I have a 100 M line file that fits in RAM on a GNU/Linux system.
This is rather slow:
sort bigfile > bigfile.sorted
and does not use all 48 cores on my machine.
How do I sort that file fast?
I have a 100 M line file that fits in RAM on a GNU/Linux system.
This is rather slow:
sort bigfile > bigfile.sorted
and does not use all 48 cores on my machine.
How do I sort that file fast?
Let us assume you have 48 cores, 500 GB free RAM and the file is 100 M lines and fits in memory.

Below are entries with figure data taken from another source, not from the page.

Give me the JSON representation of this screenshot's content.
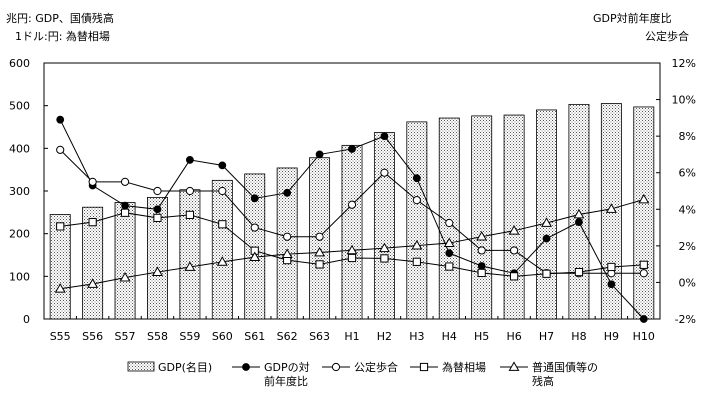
{
  "notes": {
    "left_line1": "兆円: GDP、国債残高",
    "left_line2": "1ドル:円: 為替相場",
    "right_line1": "GDP対前年度比",
    "right_line2": "公定歩合"
  },
  "chart_data": {
    "type": "bar",
    "categories": [
      "S55",
      "S56",
      "S57",
      "S58",
      "S59",
      "S60",
      "S61",
      "S62",
      "S63",
      "H1",
      "H2",
      "H3",
      "H4",
      "H5",
      "H6",
      "H7",
      "H8",
      "H9",
      "H10"
    ],
    "left_axis": {
      "ylim": [
        0,
        600
      ],
      "ticks": [
        0,
        100,
        200,
        300,
        400,
        500,
        600
      ]
    },
    "right_axis": {
      "ylim": [
        -2,
        12
      ],
      "ticks": [
        -2,
        0,
        2,
        4,
        6,
        8,
        10,
        12
      ],
      "tick_labels": [
        "-2%",
        "0%",
        "2%",
        "4%",
        "6%",
        "8%",
        "10%",
        "12%"
      ]
    },
    "series": [
      {
        "name": "GDP(名目)",
        "type": "bar",
        "axis": "left",
        "values": [
          245,
          262,
          273,
          285,
          303,
          325,
          340,
          354,
          378,
          407,
          437,
          462,
          471,
          476,
          478,
          490,
          503,
          505,
          497
        ]
      },
      {
        "name": "GDPの対前年度比",
        "type": "line",
        "marker": "filled-circle",
        "axis": "right",
        "values": [
          8.9,
          5.3,
          4.2,
          4.0,
          6.7,
          6.4,
          4.6,
          4.9,
          7.0,
          7.3,
          8.0,
          5.7,
          1.6,
          0.9,
          0.5,
          2.4,
          3.3,
          -0.1,
          -2.0
        ]
      },
      {
        "name": "公定歩合",
        "type": "line",
        "marker": "open-circle",
        "axis": "right",
        "values": [
          7.25,
          5.5,
          5.5,
          5.0,
          5.0,
          5.0,
          3.0,
          2.5,
          2.5,
          4.25,
          6.0,
          4.5,
          3.25,
          1.75,
          1.75,
          0.5,
          0.5,
          0.5,
          0.5
        ]
      },
      {
        "name": "為替相場",
        "type": "line",
        "marker": "open-square",
        "axis": "left",
        "values": [
          217,
          227,
          249,
          237,
          244,
          222,
          160,
          138,
          128,
          143,
          142,
          134,
          123,
          108,
          100,
          106,
          110,
          122,
          127
        ]
      },
      {
        "name": "普通国債等の残高",
        "type": "line",
        "marker": "open-triangle",
        "axis": "left",
        "values": [
          71,
          82,
          97,
          110,
          122,
          134,
          145,
          152,
          156,
          161,
          166,
          172,
          178,
          193,
          207,
          225,
          245,
          258,
          280
        ]
      }
    ],
    "legend": [
      {
        "line1": "GDP(名目)",
        "line2": ""
      },
      {
        "line1": "GDPの対",
        "line2": "前年度比"
      },
      {
        "line1": "公定歩合",
        "line2": ""
      },
      {
        "line1": "為替相場",
        "line2": ""
      },
      {
        "line1": "普通国債等の",
        "line2": "残高"
      }
    ],
    "legend_placement": "bottom",
    "grid": false
  }
}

If you use normal sort it is rather slow:
$ time sort bigfile > bigfile.sort
real 4m48.664s
user 21m15.259s
sys 0m42.184s
You can make it a bit faster by ignoring your locale:
$ export LC_ALL=C
$ time sort bigfile > bigfile.sort
real 1m51.957s
user 6m2.053s
sys 0m42.524s
You can make it faster by telling sort to use more cores:
$ export LC_ALL=C
$ time sort --parallel=48 bigfile > bigfile.sort
real 1m39.977s
user 15m32.202s
sys 1m1.336s
You can also try giving sort more working memory (this does not help if sort already has enough memory):
$ export LC_ALL=C
$ time sort --buffer-size=80% --parallel=48 bigfile > bigfile.sort
real 1m39.779s
user 14m31.033s
sys 1m0.304s
But it seems sort really likes to do a lot of single threading. You can force it to parallelize more with:
$ merge() {
if [ $1 -le 1 ] ; then
parallel -Xj1 -n2 --dr 'sort -m <({=uq=}) | mbuffer -m 30M;'
else
parallel -Xj1 -n2 --dr 'sort -m <({=uq=}) | mbuffer -m 30M;' |
merge $(( $1/2 ));
fi
}
# Generate commands that will read blocks of bigfile and sort those
# This only builds the command - it does not run anything
$ parallel --pipepart -a bigfile --block -1 --dr -vv sort |
# Merge these commands 2 by 2 until only one is left
# This only builds the command - it does not run anything
merge $(parallel --number-of-threads) |
# Execute the command
# This runs the command built in the previous step
bash > bigfile.sort
real 0m30.906s
user 0m21.963s
sys 0m28.870s
It chops the file into 48 blocks on the fly (one block per core), sorts those blocks in parallel. Then we do a merge sort of a pair of those. Then we do a merge sort of a pair of those. Then we do a merge sort of a pair of those. Then we do a merge sort of a pair of those. Then we do a merge sort of a pair of those. And so on, until we only have a single input. All of this is done in parallel when possible.
For a 100 GB file with with 4 G lines the timings are:
$ LC_ALL=C time sort --parallel=48 -S 80% --compress-program pzstd bigfile >/dev/null
real 77m22.255s
$ LC_ALL=C time parsort bigfile >/dev/null
649.49user 727.04system 18:10.37elapsed 126%CPU (0avgtext+0avgdata 32896maxresident)k
So using the parallelization speeds up around a factor of 4.
To make it easier to use I have made it into a small tool: parsort which is now part of GNU Parallel.
It supports sort options and reading from stdin, too (parsort -k2rn < bigfile).